According to legend, Seville was founded by Hercules and its origins are linked with the Tartessian civilisation. It was called Hispalis under the Romans and Isbiliya with the Moors. The high point in its history was following the discovery of America in 1492. The 20th century in Seville saw decisive cultural milestones such as the Ibero-American Exposition of 1929 and Expo ‘92, and the city’s election as the capital of the Autonomous Community of Andalusia. For all its important monuments and fascinating history, Seville is universally famous for being a joyous town and one of the most beloved places by visitors to Spain. While Sevillians are known for their wit and sparkle, the city itself is striking for its vitality. It is currently the capital and largest city of the autonomous community of Andalusia, in Southern Spain, and the city of Carmen, Don Juan and Figaro.
Seville lies on the banks of the Guadalquivir. It has a municipal population of about 700,000, and a metropolitan population of about 1.5 million, making it the fourth-largest city in Spain and the 30th most populous municipality in the European Union.

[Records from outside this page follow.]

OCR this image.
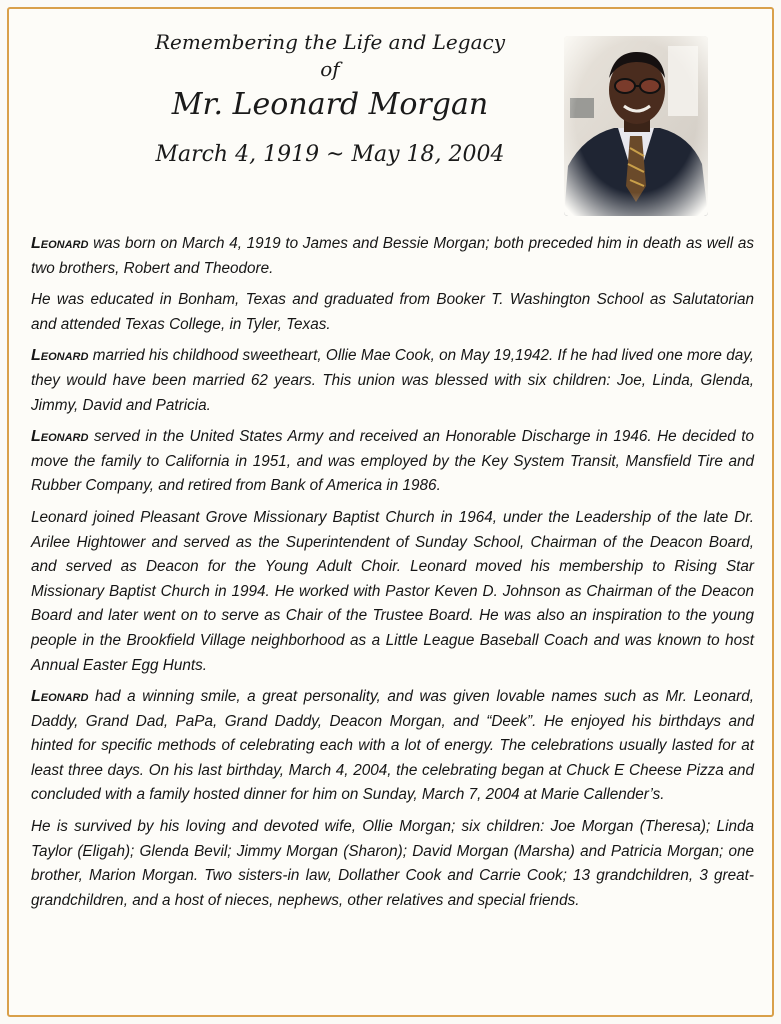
Remembering the Life and Legacy
of
Mr. Leonard Morgan
March 4, 1919 ~ May 18, 2004

Leonard was born on March 4, 1919 to James and Bessie Morgan; both preceded him in death as well as two brothers, Robert and Theodore.

He was educated in Bonham, Texas and graduated from Booker T. Washington School as Salutatorian and attended Texas College, in Tyler, Texas.

Leonard married his childhood sweetheart, Ollie Mae Cook, on May 19,1942. If he had lived one more day, they would have been married 62 years. This union was blessed with six children: Joe, Linda, Glenda, Jimmy, David and Patricia.

Leonard served in the United States Army and received an Honorable Discharge in 1946. He decided to move the family to California in 1951, and was employed by the Key System Transit, Mansfield Tire and Rubber Company, and retired from Bank of America in 1986.

Leonard joined Pleasant Grove Missionary Baptist Church in 1964, under the Leadership of the late Dr. Arilee Hightower and served as the Superintendent of Sunday School, Chairman of the Deacon Board, and served as Deacon for the Young Adult Choir. Leonard moved his membership to Rising Star Missionary Baptist Church in 1994. He worked with Pastor Keven D. Johnson as Chairman of the Deacon Board and later went on to serve as Chair of the Trustee Board. He was also an inspiration to the young people in the Brookfield Village neighborhood as a Little League Baseball Coach and was known to host Annual Easter Egg Hunts.

Leonard had a winning smile, a great personality, and was given lovable names such as Mr. Leonard, Daddy, Grand Dad, PaPa, Grand Daddy, Deacon Morgan, and “Deek”. He enjoyed his birthdays and hinted for specific methods of celebrating each with a lot of energy. The celebrations usually lasted for at least three days. On his last birthday, March 4, 2004, the celebrating began at Chuck E Cheese Pizza and concluded with a family hosted dinner for him on Sunday, March 7, 2004 at Marie Callender’s.

He is survived by his loving and devoted wife, Ollie Morgan; six children: Joe Morgan (Theresa); Linda Taylor (Eligah); Glenda Bevil; Jimmy Morgan (Sharon); David Morgan (Marsha) and Patricia Morgan; one brother, Marion Morgan. Two sisters-in law, Dollather Cook and Carrie Cook; 13 grandchildren, 3 great-grandchildren, and a host of nieces, nephews, other relatives and special friends.
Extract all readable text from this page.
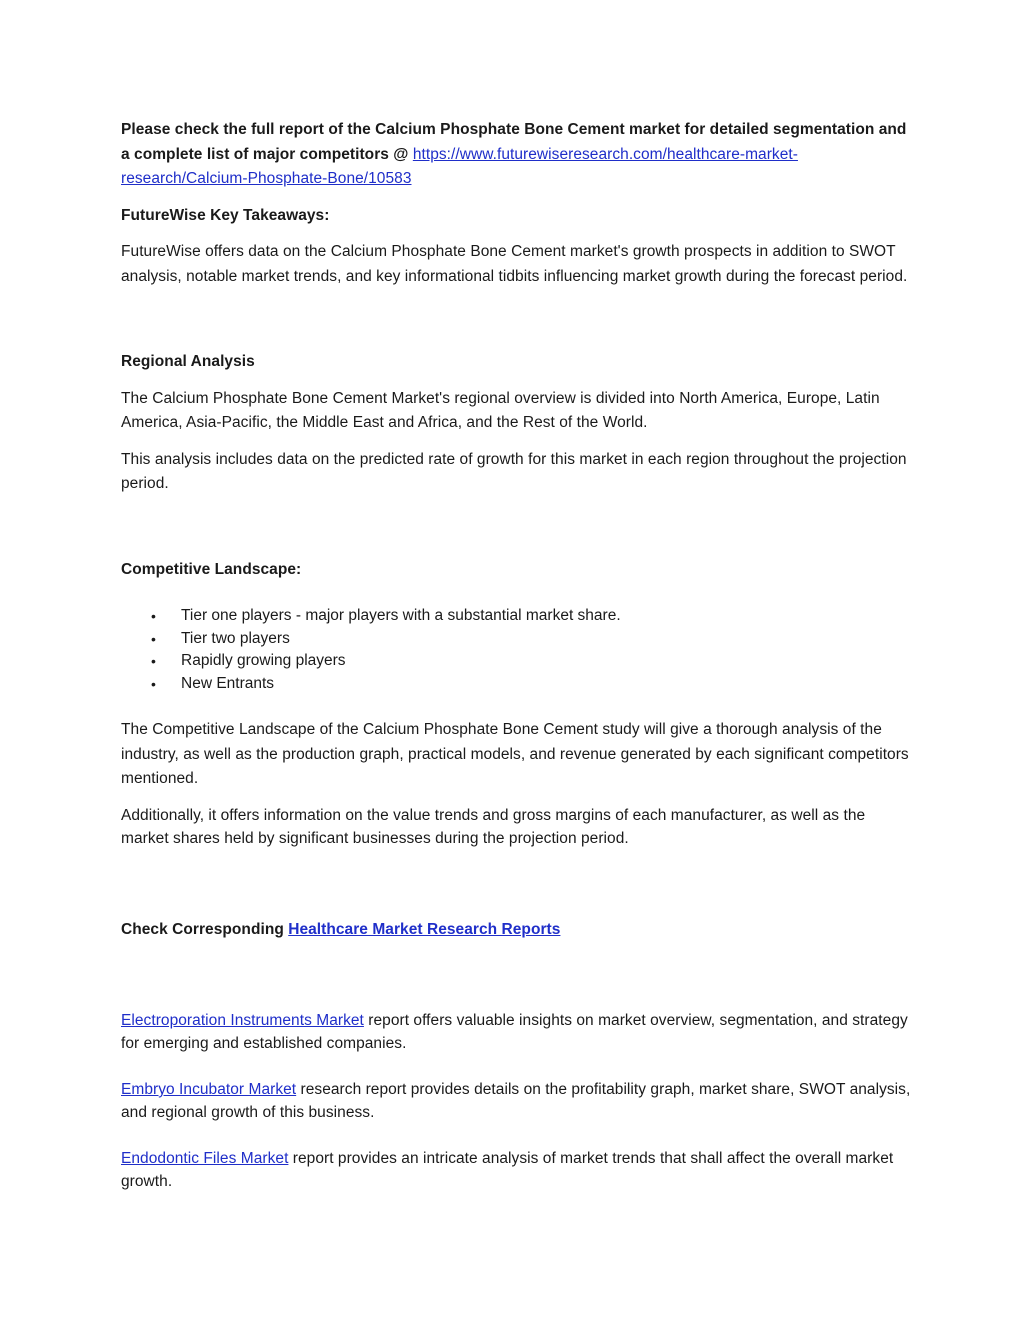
Please check the full report of the Calcium Phosphate Bone Cement market for detailed segmentation and a complete list of major competitors @ https://www.futurewiseresearch.com/healthcare-market-
research/Calcium-Phosphate-Bone/10583

FutureWise Key Takeaways:

FutureWise offers data on the Calcium Phosphate Bone Cement market's growth prospects in addition to SWOT analysis, notable market trends, and key informational tidbits influencing market growth during the forecast period.

Regional Analysis

The Calcium Phosphate Bone Cement Market's regional overview is divided into North America, Europe, Latin America, Asia-Pacific, the Middle East and Africa, and the Rest of the World.

This analysis includes data on the predicted rate of growth for this market in each region throughout the projection period.

Competitive Landscape:

• Tier one players - major players with a substantial market share.
• Tier two players
• Rapidly growing players
• New Entrants

The Competitive Landscape of the Calcium Phosphate Bone Cement study will give a thorough analysis of the industry, as well as the production graph, practical models, and revenue generated by each significant competitors mentioned.

Additionally, it offers information on the value trends and gross margins of each manufacturer, as well as the market shares held by significant businesses during the projection period.

Check Corresponding Healthcare Market Research Reports

Electroporation Instruments Market report offers valuable insights on market overview, segmentation, and strategy for emerging and established companies.

Embryo Incubator Market research report provides details on the profitability graph, market share, SWOT analysis, and regional growth of this business.

Endodontic Files Market report provides an intricate analysis of market trends that shall affect the overall market growth.
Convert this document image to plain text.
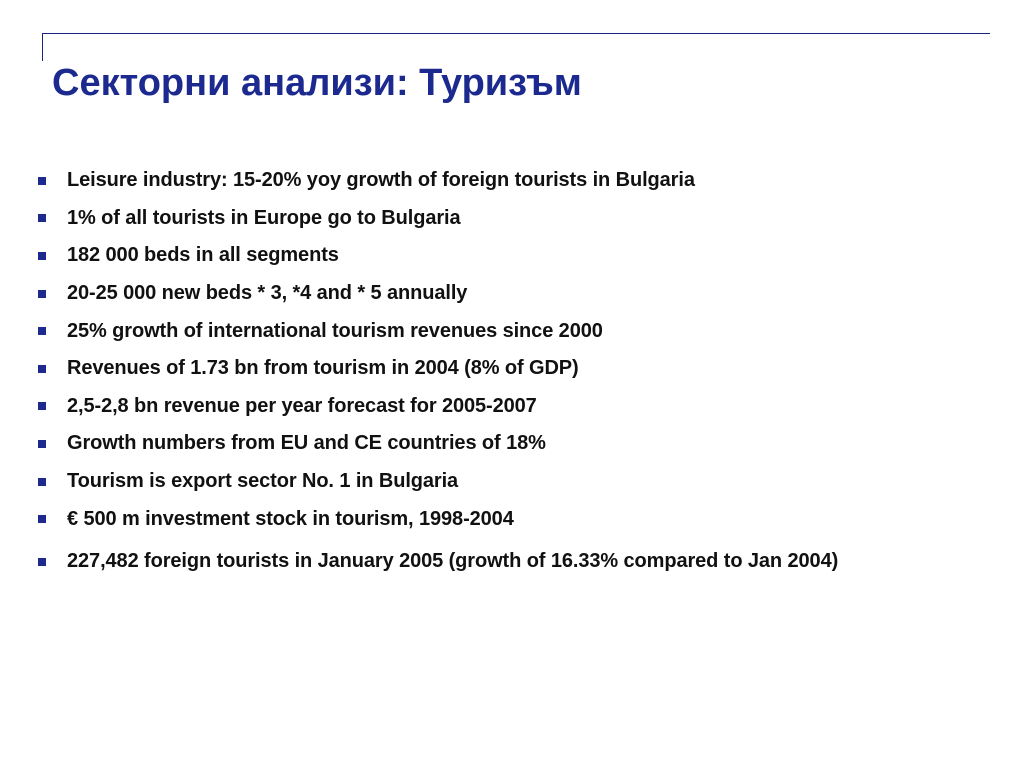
Секторни анализи: Туризъм
Leisure industry: 15-20% yoy growth of foreign tourists in Bulgaria
1% of all tourists in Europe go to Bulgaria
182 000 beds in all segments
20-25 000 new beds * 3, *4 and * 5 annually
25% growth of international tourism revenues since 2000
Revenues of 1.73 bn from tourism in 2004 (8% of GDP)
2,5-2,8 bn revenue per year forecast for 2005-2007
Growth numbers from EU and CE countries of 18%
Tourism is export sector No. 1 in Bulgaria
€ 500 m investment stock in tourism, 1998-2004
227,482 foreign tourists in January 2005 (growth of 16.33% compared to Jan 2004)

Its Old Town, the third largest in Europe with an area of 4 square kilometres (2 sq mi), contains three UNESCO World Heritage Sites: the Alcázar palace complex, the Cathedral and the General Archive of the Indies (where the historical records of the American continent are kept). Another important element of the city is the Seville harbour, located around 80 kilometres from the Atlantic Ocean. It is the only commercial river port in Spain, with Mediterranean and Atlantic projection. It had great importance in the XVI century when it was established in Seville the House of Trade to monopolize all trade with America.
In Seville, visitors will not want to miss the old city, with the Cathedral and the Giralda tower at its heart (you can climb the steps inside the tower for a magnificent view of the City). Very close by are the royal Mudejar palace known as the Alcazar with marvellous gardens and the Santa Cruz quarter, with cramped streets, flowered balconies, richly decorated facades, hidden patios… Other sights not to be missed are: the Casa de Pilatos, a large sixteenth-century mansion where Mudejar, Gothic and Renaissance styles blend harmoniously amidst exuberant patios and gardens; La Maestranza bullring; the Tower of Gold; María Luisa park; and, crossing the Triana bridge over the large Guadalquivir River, the lively popular quarter Triana with charming narrow streets around the church of Santa Ana and traditional ceramic factories. It is required to interrupt sightseeing from time to time to have a few “tapas”, those amazing typical “small Spanish dishes”, and a glass of Sherry wine in one of the probably thousands of bars in this city.
It will be the start of the winter time in Seville during ICSOC Conference, with temperatures averaging around 15ºC (60ºF) and low probabilities of rainfalls.